Pilingo

#UI, #UX, #userResearch, #prototyping, #needFinding, #machineLearning



When I’m in a different country, how do I take ownership of my own health?


Pilingo helps translate, locate, and communicate over-the-counter medicine for people travelling abroad.

It delivers a pain free search for the correct medicine.




I created UX and UI flows for the app, and the final InVision prototype.


Research and need-finding


Did you know that more than 60% of the people in the UK don’t have a sufficient functional health literacy to actively participate and engage at their doctor appointments?

CERN has some of the most advanced machine learning and image recognition technologies in the world.

And what has the most cold, hard, data in the field of medicine? Drugs!


Finding medicines in foreign countries has always been an issue for ALL of us! But is this an issue for anyone else? 


Result was unanimous. Everyone has, at some point, had an issue with finding medicine when traveling or living abroad!

Two pain-points emerged


1. Identifying and selecting medicine people feel comfortable with 
2. Finding this medicine 

We saw this as a perfect intervention point and ended up with our final research question.

Brainstorming Solutions


Your phone already has all the capabilities we need to make a service like this work. 

An app is the most accessible way to help the most people.

Prototyping


We took to the whiteboard to map out our user journey.


And turned that into more granular user flows based on what the user can see and do at any given moment in the app.


Hi-Fi Mocks


Pilingo is a simple way to translate, locate, and communicate unfamiliar drug packaging for people travelling abroad.


Pilingo identifies medicine brands through image recognition and translates the packaging into a local alternative from a home medicine that you’re familiar with.

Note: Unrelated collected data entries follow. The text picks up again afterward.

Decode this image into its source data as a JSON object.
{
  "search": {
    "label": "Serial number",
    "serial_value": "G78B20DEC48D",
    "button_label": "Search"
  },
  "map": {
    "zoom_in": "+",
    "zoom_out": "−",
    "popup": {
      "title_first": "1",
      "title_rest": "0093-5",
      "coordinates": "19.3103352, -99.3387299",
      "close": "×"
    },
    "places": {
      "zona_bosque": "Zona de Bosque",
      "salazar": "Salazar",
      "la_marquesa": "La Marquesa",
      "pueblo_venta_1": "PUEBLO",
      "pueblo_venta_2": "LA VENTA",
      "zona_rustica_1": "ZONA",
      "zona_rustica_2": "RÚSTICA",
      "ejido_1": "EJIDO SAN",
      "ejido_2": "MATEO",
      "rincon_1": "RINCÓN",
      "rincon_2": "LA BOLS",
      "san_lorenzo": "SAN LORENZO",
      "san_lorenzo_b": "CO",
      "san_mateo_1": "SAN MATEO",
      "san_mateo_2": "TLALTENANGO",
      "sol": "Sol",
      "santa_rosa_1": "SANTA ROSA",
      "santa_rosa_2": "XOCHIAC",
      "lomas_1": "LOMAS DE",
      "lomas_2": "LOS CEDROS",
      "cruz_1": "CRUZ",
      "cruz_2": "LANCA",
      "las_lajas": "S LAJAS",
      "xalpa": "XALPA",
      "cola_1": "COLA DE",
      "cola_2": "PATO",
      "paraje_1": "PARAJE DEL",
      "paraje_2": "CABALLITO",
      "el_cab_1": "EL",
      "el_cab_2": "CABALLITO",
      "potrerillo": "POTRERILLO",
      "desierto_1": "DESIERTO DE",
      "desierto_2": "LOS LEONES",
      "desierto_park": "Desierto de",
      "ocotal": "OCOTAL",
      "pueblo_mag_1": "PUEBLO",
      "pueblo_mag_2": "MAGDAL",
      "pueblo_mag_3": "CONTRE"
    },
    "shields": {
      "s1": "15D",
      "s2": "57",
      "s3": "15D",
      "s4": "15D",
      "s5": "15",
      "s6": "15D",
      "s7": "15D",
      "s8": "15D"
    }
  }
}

After comparing different medicines for you to choose from, Pilingo will use your geolocation to guide you to the nearest pharmacy that stocks your selection. When you’re feeling unwell in a foreign country, Pilingo helps improve the communication between you and the pharmacist.


By letting you use images rather than words, Pilingo helps pharmacists understand your needs better, help you quicker, and empowers you to have greater autonomy over your own health!

Technological Viability


While most medicine information stays the same, the packaging can vary. To make sure that our database can be useful, it has to be up-to-date.

Using machine learning and image recognition, we can create a deep convolutional neural network model that can correctly identify the drug packaging.

But… we need a lot of images to train it!


  1. Run a daily script scouring Google and Bing images to build out our baseline image database.

  2. Each time the user takes a picture, we ask them to confirm whether we’ve correctly identified their medicine.

  3. Use that picture to train the model further. So the more users use Pilingo, the better it actually gets!

Presenting our work


We were invited to show Pilingo at the Work-In-Progress show at the RCA in January 2019


Next Steps


After the initial MVP, we plan to improve our ML model through crowdsourcing, by adding an "ANSWER" mode. 


Users can swipe LEFT or RIGHT to confirm or deny whether our model has correctly identified the image.

To incentivize people to use it we’ll show them the number of people they’ve helped with their translation and partner with drug companies to offer discounts based on how many medicines you’ve helped to identify!